Research subjects stay in the chamber about 24 hours on two occasions, a week apart. During one stay, they eat food made with pepper. During the other stay, they eat food without pepper.
Although they eat the same foods, they get different amounts. “Some people burn less calories per pound. Some people burn more calories per pound,” Mr. Swick said. “We have to feed them an exact amount of calories based on their energy needs.”
For example, one woman required 1,550 calories while another needed 2,150.
In the institute’s “metabolic kitchen,” cooks prepare food to order, with the exact number of calories, proteins, carbohydrates, and fats prescribed by researchers.
Meals are delivered to the chamber in a pass-through between double doors that prevent air from escaping. Subjects must eat their meals at specific times and finish in a certain amount of time. They get up every hour to stretch, and they’re not allowed to sleep, except at nighttime, because that would decrease their metabolism and skew the study results.

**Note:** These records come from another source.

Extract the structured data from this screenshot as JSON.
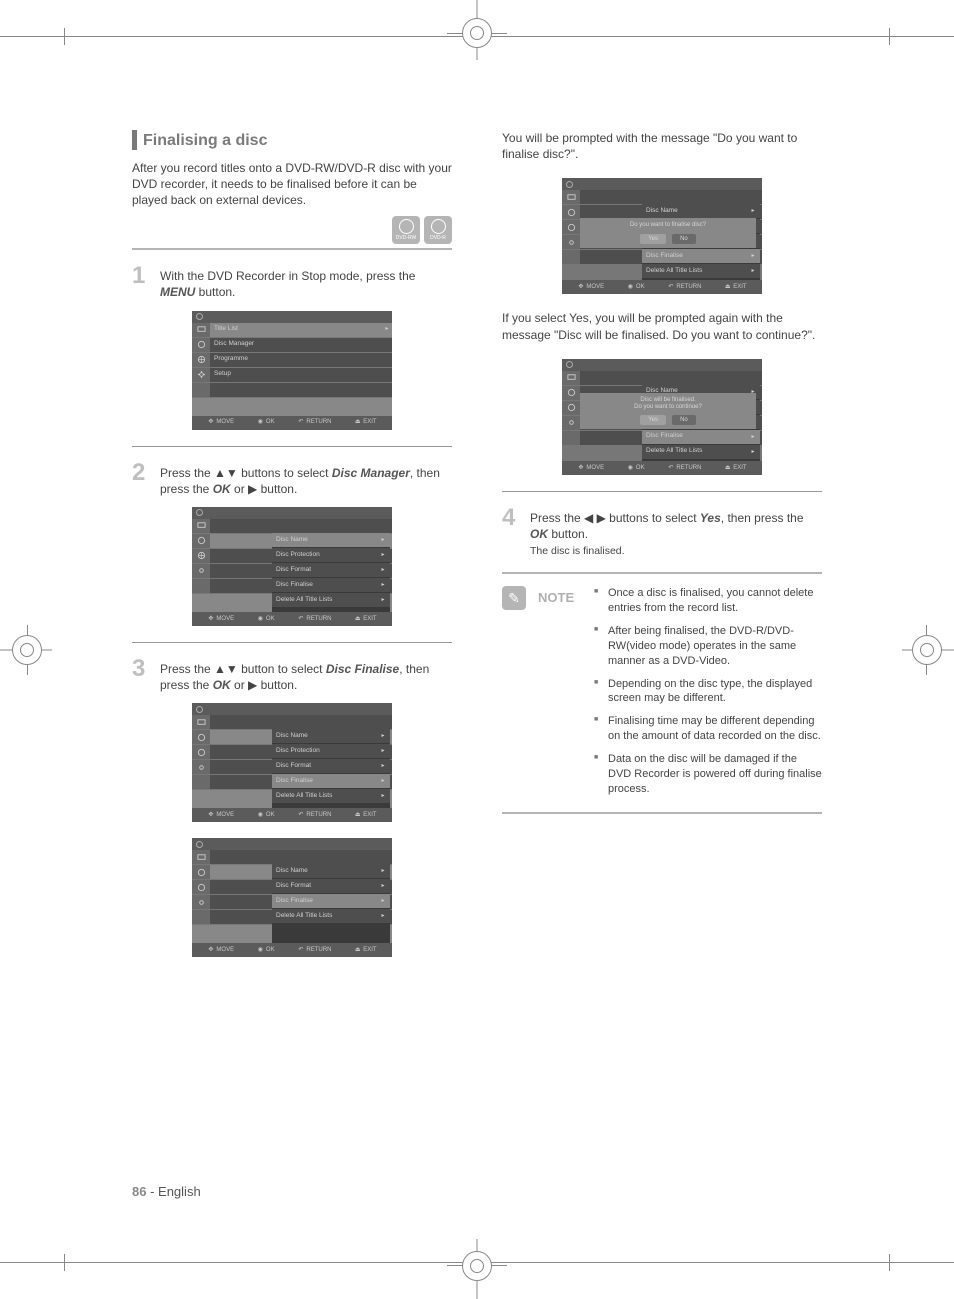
{
  "title": "Finalising a disc",
  "intro": "After you record titles onto a DVD-RW/DVD-R disc with your DVD recorder, it needs to be finalised before it can be played back on external devices.",
  "discIcons": [
    "DVD-RW",
    "DVD-R"
  ],
  "steps": {
    "s1": {
      "num": "1",
      "pre": "With the DVD Recorder in Stop mode, press the ",
      "btn": "MENU",
      "post": " button."
    },
    "s2": {
      "num": "2",
      "pre": "Press the ▲▼ buttons to select ",
      "sel": "Disc Manager",
      "mid": ", then press the ",
      "btn": "OK",
      "post": " or ▶ button."
    },
    "s3": {
      "num": "3",
      "pre": "Press the ▲▼ button to select ",
      "sel": "Disc Finalise",
      "mid": ", then press the ",
      "btn": "OK",
      "post": " or ▶ button."
    },
    "s4": {
      "num": "4",
      "pre": "Press the ◀ ▶ buttons to select ",
      "sel": "Yes",
      "mid": ", then press the ",
      "btn": "OK",
      "post": " button.",
      "sub": "The disc is finalised."
    }
  },
  "prompt1": "You will be prompted with the message \"Do you want to finalise disc?\".",
  "prompt2": "If you select Yes, you will be prompted again with the message \"Disc will be finalised. Do you want to continue?\".",
  "menu": {
    "leftItems": [
      {
        "icon": "tv",
        "label": "Title List"
      },
      {
        "icon": "disc",
        "label": "Disc Manager"
      },
      {
        "icon": "globe",
        "label": "Programme"
      },
      {
        "icon": "gear",
        "label": "Setup"
      }
    ],
    "discManager": [
      "Disc Name",
      "Disc Protection",
      "Disc Format",
      "Disc Finalise",
      "Delete All Title Lists"
    ],
    "discManagerR": [
      "Disc Name",
      "Disc Format",
      "Disc Finalise",
      "Delete All Title Lists"
    ],
    "bottom": [
      {
        "ic": "✥",
        "t": "MOVE"
      },
      {
        "ic": "◉",
        "t": "OK"
      },
      {
        "ic": "↶",
        "t": "RETURN"
      },
      {
        "ic": "⏏",
        "t": "EXIT"
      }
    ],
    "dialog1": "Do you want to finalise disc?",
    "dialog2": "Disc will be finalised.\nDo you want to continue?",
    "yes": "Yes",
    "no": "No"
  },
  "noteLabel": "NOTE",
  "notes": [
    "Once a disc is finalised, you cannot delete entries from the record list.",
    "After being finalised, the DVD-R/DVD-RW(video mode) operates in the same manner as a DVD-Video.",
    "Depending on the disc type, the displayed screen may be different.",
    "Finalising time may be different depending on the amount of data recorded on the disc.",
    "Data on the disc will be damaged if the DVD Recorder is powered off during finalise process."
  ],
  "pageNumber": "86",
  "pageLang": "- English"
}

At the end of the study, Mr. Swick said, “We’ll find out whether black pepper increases metabolic rate or not. ... We’ll be able to detect less than a 100-calorie difference [per day].”
That’s a small amount, but it adds up over time.
“If you overeat by 100 calories per day, you would gain 10 pounds in a year,” Swick said. “If we can find three or four things that raise your calorie requirements and your energy expenditure by 50 to 100 calories [per day], that would be huge.”
Researchers at the institute and elsewhere are excited about the potential for finding answers to questions about metabolism.
“There’s a lot that we still need to learn about the factors that influence energy balance,” said Russ Pate, an exercise science professor and researcher at the University of South Carolina. “What’s important about a metabolic chamber is that it enables you to study issues related to energy balance in a very precise way.”
Precision is important, he said, because “if you average it out, it’s really a tiny number of calories per day that ultimately results in excessive weight gain and obesity.”
Mr. Pate visited the North Carolina Research Campus about a year ago and said he’s looking forward to research results. “We certainly see the remarkable resources they have there.”
Researchers at the UNC Nutrition Research Institute study metabolism to find out why energy and nutrition requirements differ and how to give personalized advice.
“Telling everybody the same thing just doesn’t work,” said Ms. Corbin. “There’s got to be a better way.”
“Some people overeat and gain weight. Some people overeat, and they don’t gain weight. The question is why, and how do we predict for that in larger populations, and then how do we help people?” asked Mr. Swick.